The key to cascaded routing is fast quality assessment. Build cheap evaluation functions that can quickly determine if an output is sufficient. Without fast assessment, cascaded routing introduces unacceptable latency.
Parallel Routing
For latency-critical applications, route to multiple models simultaneously and return the first acceptable response. This approach minimizes latency but wastes compute on rejected outputs.
Parallel routing works well when the cost of waiting outweighs the cost of wasted compute, and when you can afford to sometimes pay for multiple models.
Implementation Patterns
Implementing a router involves decisions about where routing happens, how routing state is managed, and how routing rules are updated.
Routing in API Gateway
The simplest implementation is routing at the API gateway layer. Incoming requests are enriched with routing metadata before being forwarded to the appropriate model endpoint.
Learning to Route
For more sophisticated routing, collect data on request-model-quality triplets and train a learned model. The training objective is to predict which model will achieve the best quality-cost ratio for each request.
Start with a rule-based router, collect data, then gradually shift to learned routing as your data grows.
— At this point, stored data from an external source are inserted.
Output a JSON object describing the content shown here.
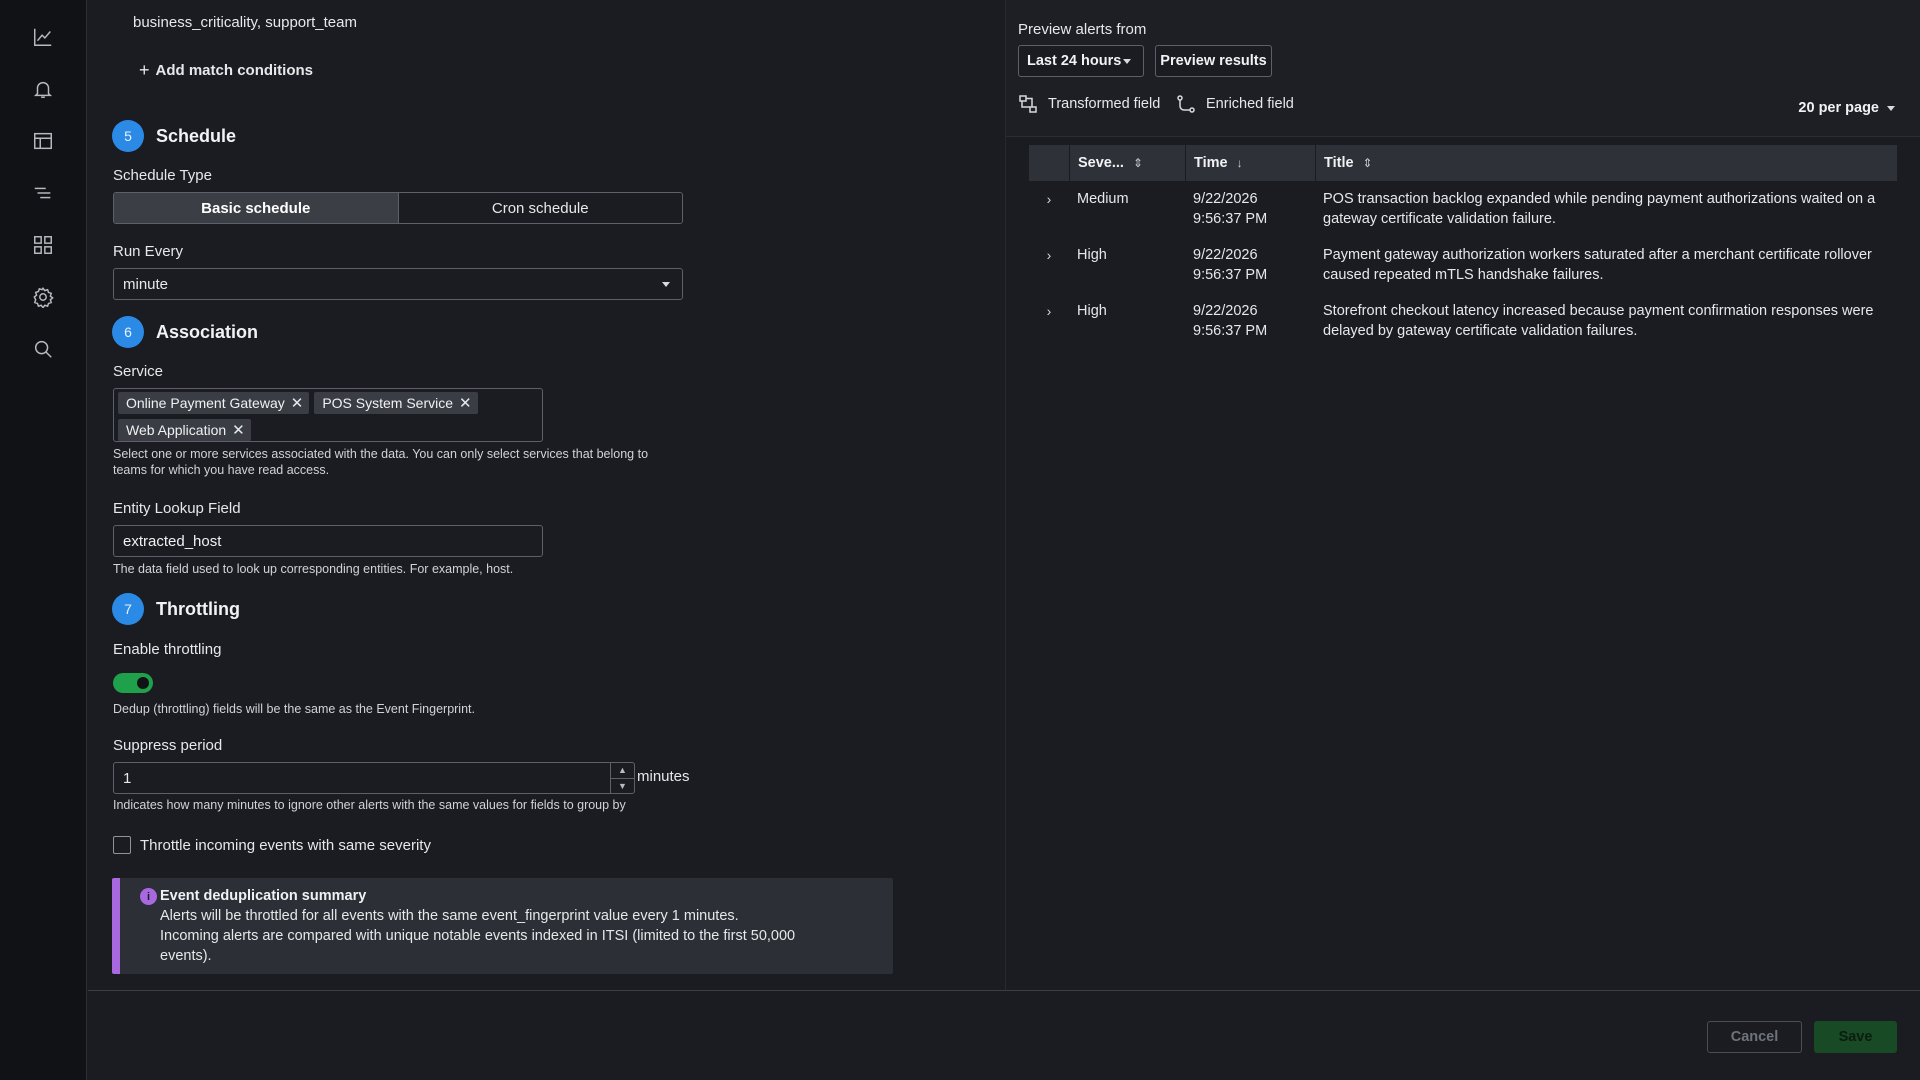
{
  "nav": {
    "icons": [
      "chart-line-icon",
      "bell-icon",
      "layout-icon",
      "list-icon",
      "apps-grid-icon",
      "gear-icon",
      "search-icon"
    ]
  },
  "form": {
    "group_by_value": "business_criticality, support_team",
    "add_match_conditions_label": "Add match conditions",
    "schedule": {
      "step": "5",
      "title": "Schedule",
      "type_label": "Schedule Type",
      "options": [
        "Basic schedule",
        "Cron schedule"
      ],
      "selected": "Basic schedule",
      "run_every_label": "Run Every",
      "run_every_value": "minute"
    },
    "association": {
      "step": "6",
      "title": "Association",
      "service_label": "Service",
      "services": [
        "Online Payment Gateway",
        "POS System Service",
        "Web Application"
      ],
      "service_help": "Select one or more services associated with the data. You can only select services that belong to teams for which you have read access.",
      "entity_label": "Entity Lookup Field",
      "entity_value": "extracted_host",
      "entity_help": "The data field used to look up corresponding entities. For example, host."
    },
    "throttling": {
      "step": "7",
      "title": "Throttling",
      "enable_label": "Enable throttling",
      "enabled": true,
      "dedup_help": "Dedup (throttling) fields will be the same as the Event Fingerprint.",
      "suppress_label": "Suppress period",
      "suppress_value": "1",
      "suppress_units": "minutes",
      "suppress_help": "Indicates how many minutes to ignore other alerts with the same values for fields to group by",
      "same_severity_label": "Throttle incoming events with same severity",
      "same_severity_checked": false
    },
    "summary": {
      "title": "Event deduplication summary",
      "line1": "Alerts will be throttled for all events with the same event_fingerprint value every 1 minutes.",
      "line2": "Incoming alerts are compared with unique notable events indexed in ITSI (limited to the first 50,000 events)."
    }
  },
  "preview": {
    "label": "Preview alerts from",
    "range": "Last 24 hours",
    "preview_button": "Preview results",
    "legend": [
      "Transformed field",
      "Enriched field"
    ],
    "per_page": "20 per page",
    "columns": [
      "Seve...",
      "Time",
      "Title"
    ],
    "rows": [
      {
        "severity": "Medium",
        "date": "9/22/2026",
        "time": "9:56:37 PM",
        "title": "POS transaction backlog expanded while pending payment authorizations waited on a gateway certificate validation failure."
      },
      {
        "severity": "High",
        "date": "9/22/2026",
        "time": "9:56:37 PM",
        "title": "Payment gateway authorization workers saturated after a merchant certificate rollover caused repeated mTLS handshake failures."
      },
      {
        "severity": "High",
        "date": "9/22/2026",
        "time": "9:56:37 PM",
        "title": "Storefront checkout latency increased because payment confirmation responses were delayed by gateway certificate validation failures."
      }
    ]
  },
  "footer": {
    "cancel": "Cancel",
    "save": "Save"
  },
  "colors": {
    "accent_blue": "#2b8ae6",
    "toggle_green": "#1fa04b",
    "info_purple": "#a868e0",
    "save_green": "#184a25"
  }
}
This approach reduces risk during the learning phase.
Who: A legal tech startup building a document analysis platform
Situation: DataForge processes thousands of legal documents daily, ranging from simple contracts to complex regulatory filings
Problem: Routing all documents to GPT-4 for analysis cost $50,000/month, unsustainable for the business model
Solution: The team implemented a three-tier router:
Tier 1 (Fast path): Simple contracts with standard structure are routed to a fine-tuned Llama model (cost: $0.001/page). Tier 2 (Medium path): Complex contracts with non-standard clauses are routed to Claude 3 Haiku (cost: $0.01/page). Tier 3 (Slow path): Regulatory filings requiring nuanced interpretation are routed to GPT-4 (cost: $0.10/page).
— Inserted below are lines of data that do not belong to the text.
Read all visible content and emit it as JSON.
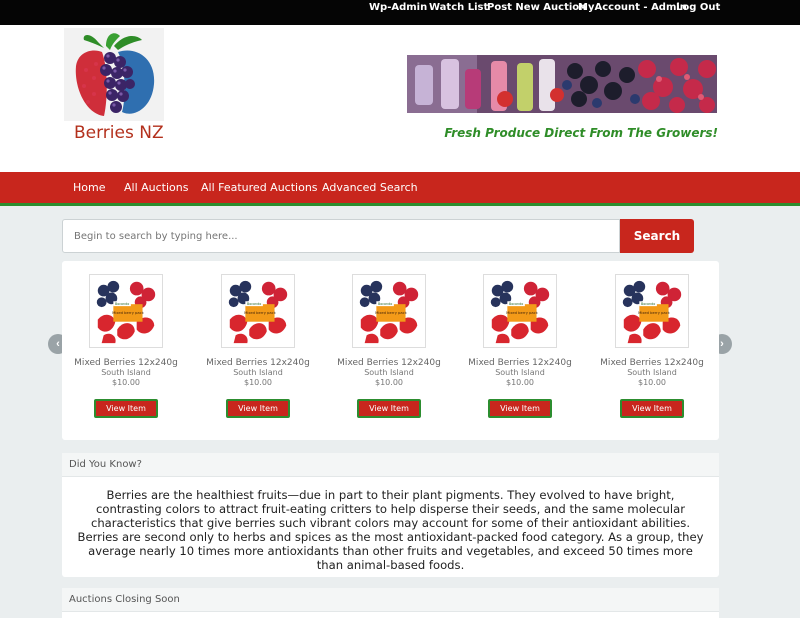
{
  "adminbar": {
    "links": [
      "Wp-Admin",
      "Watch List",
      "Post New Auction",
      "MyAccount - Admin",
      "Log Out"
    ]
  },
  "header": {
    "site_name": "Berries NZ",
    "tagline": "Fresh Produce Direct From The Growers!"
  },
  "nav": {
    "items": [
      "Home",
      "All Auctions",
      "All Featured Auctions",
      "Advanced Search"
    ]
  },
  "search": {
    "placeholder": "Begin to search by typing here...",
    "button": "Search"
  },
  "products": [
    {
      "name": "Mixed Berries 12x240g",
      "location": "South Island",
      "price": "$10.00",
      "button": "View Item",
      "image_label": "Mixed berry pack",
      "brand": "Bocondo"
    },
    {
      "name": "Mixed Berries 12x240g",
      "location": "South Island",
      "price": "$10.00",
      "button": "View Item",
      "image_label": "Mixed berry pack",
      "brand": "Bocondo"
    },
    {
      "name": "Mixed Berries 12x240g",
      "location": "South Island",
      "price": "$10.00",
      "button": "View Item",
      "image_label": "Mixed berry pack",
      "brand": "Bocondo"
    },
    {
      "name": "Mixed Berries 12x240g",
      "location": "South Island",
      "price": "$10.00",
      "button": "View Item",
      "image_label": "Mixed berry pack",
      "brand": "Bocondo"
    },
    {
      "name": "Mixed Berries 12x240g",
      "location": "South Island",
      "price": "$10.00",
      "button": "View Item",
      "image_label": "Mixed berry pack",
      "brand": "Bocondo"
    }
  ],
  "carousel": {
    "prev_icon": "chevron-left-icon",
    "next_icon": "chevron-right-icon"
  },
  "did_you_know": {
    "title": "Did You Know?",
    "body": "Berries are the healthiest fruits—due in part to their plant pigments. They evolved to have bright, contrasting colors to attract fruit-eating critters to help disperse their seeds, and the same molecular characteristics that give berries such vibrant colors may account for some of their antioxidant abilities. Berries are second only to herbs and spices as the most antioxidant-packed food category. As a group, they average nearly 10 times more antioxidants than other fruits and vegetables, and exceed 50 times more than animal-based foods."
  },
  "closing_soon": {
    "title": "Auctions Closing Soon"
  },
  "colors": {
    "brand_red": "#c8261d",
    "brand_green": "#2c8d2f",
    "adminbar": "#050505"
  }
}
Result: Average cost per document dropped from $0.08 to $0.015, a 81% reduction. Quality monitoring showed 97% of outputs met acceptance thresholds, with the 3% failures concentrated in novel document types now flagged for human review.
Monitoring Router Performance
A router is only as good as its feedback loop. Monitor routing decisions to identify systematic quality issues, cost overruns, and opportunities for optimization.
Track these metrics per route: quality scores, latency percentiles, cost per request, and escalation rates. A route with high escalation rates may indicate the quality threshold is set too low or the smaller model is underperforming for that task type.
Watch for Router Degradation
Model capabilities change over time. A model that was adequate for a task six months ago may be inadequate today as task complexity increases or as the model is updated. Re-evaluate routing rules when model versions change or when you observe quality drift.
Cross-References
For architecture patterns that integrate with routing, see Chapter 15.1 Architecture Spectrum. For evaluation frameworks to measure routing quality, see Chapter 24 Evaluation. For cost monitoring and optimization, see Section 16.5 Latency, Cost, and Quality Trade-offs.
Section Summary
Model routers direct requests to appropriate models based on task requirements, cost constraints, and quality targets. Rule-based routing works well for simple distributions; classifier-based routing handles more complexity. Cost-aware routing explicitly optimizes quality per dollar. Cascaded routing minimizes cost through escalation; parallel routing minimizes latency through simultaneous requests. Router performance must be monitored continuously, and routing rules should evolve as models and tasks change.